The tactic of taking images and videos out of context to target certain groups is a widely used approach
Russia's goal, according to Batu Kutelia, the deputy chairman of the Atlantic Council of Georgia, is "to prove that liberal democracy is impossible to have." Rather than simply promoting pro-Russian propaganda, the goal is to make multicultural Western countries look weak and therefore less attractive partners for Georgia.
European countries, particularly those with large immigrant or refugee populations, are portrayed through fake news as violent and lawless. A video of protesters in Algeria shared on Georgian Facebook was titled in Russian "Germany: Police got stuck in the Muslim Quarter."
Another example came in September, with a faked letter from the European Commission thanking the Georgian president for hosting a non-existent refugee camp.
The tactic of taking images and videos out of context, often to vilify Muslims and migrants, is common. Another post from a Facebook page calling itself You Are Georgia showed badly beaten women, claiming they were British victims of violence by migrants. But reverse image searches established that none of the women portrayed had been attacked by migrants; most of them were victims of domestic violence.
How does Russia get stories like this out there? Election monitors of the NGO International Society for Fair Elections and Democracy (ISFED) discovered a coordinated network of 11 disguised Facebook pages with 762,832 subscribers. Most of them shared seemingly-harmless "clickbait" content about animals or personality quizzes, but which ISFED say "aim to cultivate trust of citizens toward Kremlin-supported news agencies, to lower their guard, or collect their information."
Sputnik articles were also regularly shared by a network of 26 anonymous accounts in local Facebook groups.
The Kremlin does not just broadcast fake news into Georgia, it also supports local Georgian groups who further their interests. The largest nationalist anti-liberal groups Georgian March and the Alliance of Patriots have Facebook pages administrated from within Russia, according to ISFED research. An investigation by the London-based Dossier Center alleges that the Alliance of Patriots, which openly promotes rapprochement with Russia, received $8 million (€6.7 million) in electoral funding directly from Moscow. The former Georgian ambassador to the United States, Vasil Sikarulidze, told DW that Russia has a long history of "capitalizing on already existing differences within society," which is easierto take advantage of in a young democracy like Georgia.

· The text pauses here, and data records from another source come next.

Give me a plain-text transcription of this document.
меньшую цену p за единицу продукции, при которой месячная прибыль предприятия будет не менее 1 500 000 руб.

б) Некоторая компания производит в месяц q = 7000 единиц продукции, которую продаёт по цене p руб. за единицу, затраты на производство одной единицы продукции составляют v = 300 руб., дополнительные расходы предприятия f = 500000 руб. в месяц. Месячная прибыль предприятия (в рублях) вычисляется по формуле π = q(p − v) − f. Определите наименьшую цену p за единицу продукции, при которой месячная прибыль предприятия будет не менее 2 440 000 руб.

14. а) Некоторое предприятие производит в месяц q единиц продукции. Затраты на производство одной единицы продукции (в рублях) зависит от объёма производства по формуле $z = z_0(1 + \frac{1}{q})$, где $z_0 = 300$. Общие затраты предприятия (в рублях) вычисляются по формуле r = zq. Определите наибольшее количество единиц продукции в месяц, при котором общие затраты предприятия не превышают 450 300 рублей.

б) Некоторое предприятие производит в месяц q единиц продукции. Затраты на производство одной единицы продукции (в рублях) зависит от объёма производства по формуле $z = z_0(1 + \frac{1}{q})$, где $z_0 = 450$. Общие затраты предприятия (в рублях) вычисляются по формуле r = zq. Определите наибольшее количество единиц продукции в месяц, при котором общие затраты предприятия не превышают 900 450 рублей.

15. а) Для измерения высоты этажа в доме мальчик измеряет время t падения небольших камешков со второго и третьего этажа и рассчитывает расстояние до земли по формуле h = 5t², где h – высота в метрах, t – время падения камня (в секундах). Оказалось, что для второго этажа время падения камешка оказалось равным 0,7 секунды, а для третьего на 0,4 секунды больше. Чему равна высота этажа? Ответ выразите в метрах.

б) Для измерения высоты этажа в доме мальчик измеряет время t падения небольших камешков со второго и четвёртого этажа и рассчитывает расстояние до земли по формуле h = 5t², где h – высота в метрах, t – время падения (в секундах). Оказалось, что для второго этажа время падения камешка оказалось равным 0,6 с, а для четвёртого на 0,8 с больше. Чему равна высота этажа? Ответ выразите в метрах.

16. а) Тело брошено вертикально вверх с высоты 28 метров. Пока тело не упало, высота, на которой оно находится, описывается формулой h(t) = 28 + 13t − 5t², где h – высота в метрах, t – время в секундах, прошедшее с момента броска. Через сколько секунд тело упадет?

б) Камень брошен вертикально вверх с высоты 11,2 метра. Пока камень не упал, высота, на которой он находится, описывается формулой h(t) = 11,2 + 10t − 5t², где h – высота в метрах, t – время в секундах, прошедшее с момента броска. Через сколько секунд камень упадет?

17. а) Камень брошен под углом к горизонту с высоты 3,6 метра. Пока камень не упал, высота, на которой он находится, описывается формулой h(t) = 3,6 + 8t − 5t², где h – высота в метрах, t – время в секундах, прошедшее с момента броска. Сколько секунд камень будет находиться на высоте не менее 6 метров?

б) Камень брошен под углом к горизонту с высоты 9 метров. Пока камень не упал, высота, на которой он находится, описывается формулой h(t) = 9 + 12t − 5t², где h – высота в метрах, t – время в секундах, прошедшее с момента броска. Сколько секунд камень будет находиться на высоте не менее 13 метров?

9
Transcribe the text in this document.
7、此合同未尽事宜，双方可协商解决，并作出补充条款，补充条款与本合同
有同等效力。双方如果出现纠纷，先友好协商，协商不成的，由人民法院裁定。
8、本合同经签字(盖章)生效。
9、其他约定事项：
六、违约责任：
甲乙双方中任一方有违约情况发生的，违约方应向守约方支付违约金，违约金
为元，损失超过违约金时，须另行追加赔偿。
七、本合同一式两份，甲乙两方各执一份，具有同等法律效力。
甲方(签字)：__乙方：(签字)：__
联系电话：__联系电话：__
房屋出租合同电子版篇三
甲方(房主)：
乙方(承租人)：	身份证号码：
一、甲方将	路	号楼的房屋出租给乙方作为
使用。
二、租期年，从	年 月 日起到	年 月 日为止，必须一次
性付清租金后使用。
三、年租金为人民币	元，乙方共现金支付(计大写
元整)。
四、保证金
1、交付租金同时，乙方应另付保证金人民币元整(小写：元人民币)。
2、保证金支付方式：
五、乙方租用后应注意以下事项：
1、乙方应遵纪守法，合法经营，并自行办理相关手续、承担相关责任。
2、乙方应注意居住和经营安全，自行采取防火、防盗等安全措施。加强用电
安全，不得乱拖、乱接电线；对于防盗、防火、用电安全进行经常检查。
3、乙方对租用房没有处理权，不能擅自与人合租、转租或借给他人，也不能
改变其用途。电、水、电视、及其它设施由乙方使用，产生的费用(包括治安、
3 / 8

These groups create a narrative that Georgia's other neighbors are causing problems, inciting Islamophobia, xenophobia and anti-Turkish sentiment, particularly in the border region of Adjara. A billboard put up by the Alliance of Patriots implied that the region was soon to be under Turkish occupation. Outcry from across the political spectrum and a legal challenge led to the billboard being taken down.
Fake news was also spread that Georgians in Istanbul had been attacked by Turkish nationalists. Using open-source intelligence, the Atlantic Council's researchers geo-located the street shown in the article and confirmed no Georgians had been involved in an attack. The disinformation was traced back to a Georgian March activist.
So what drives Russia's attack on democracy? According to the Atlantic Council's Batu Kutelia, the "Russian authoritarian state thinks it has an advantage over liberal democracy — autocracies are more stable so they are able to do more long-term planning."
The best way to defend against information warfare, he said, is by "strengthening emerging democracies."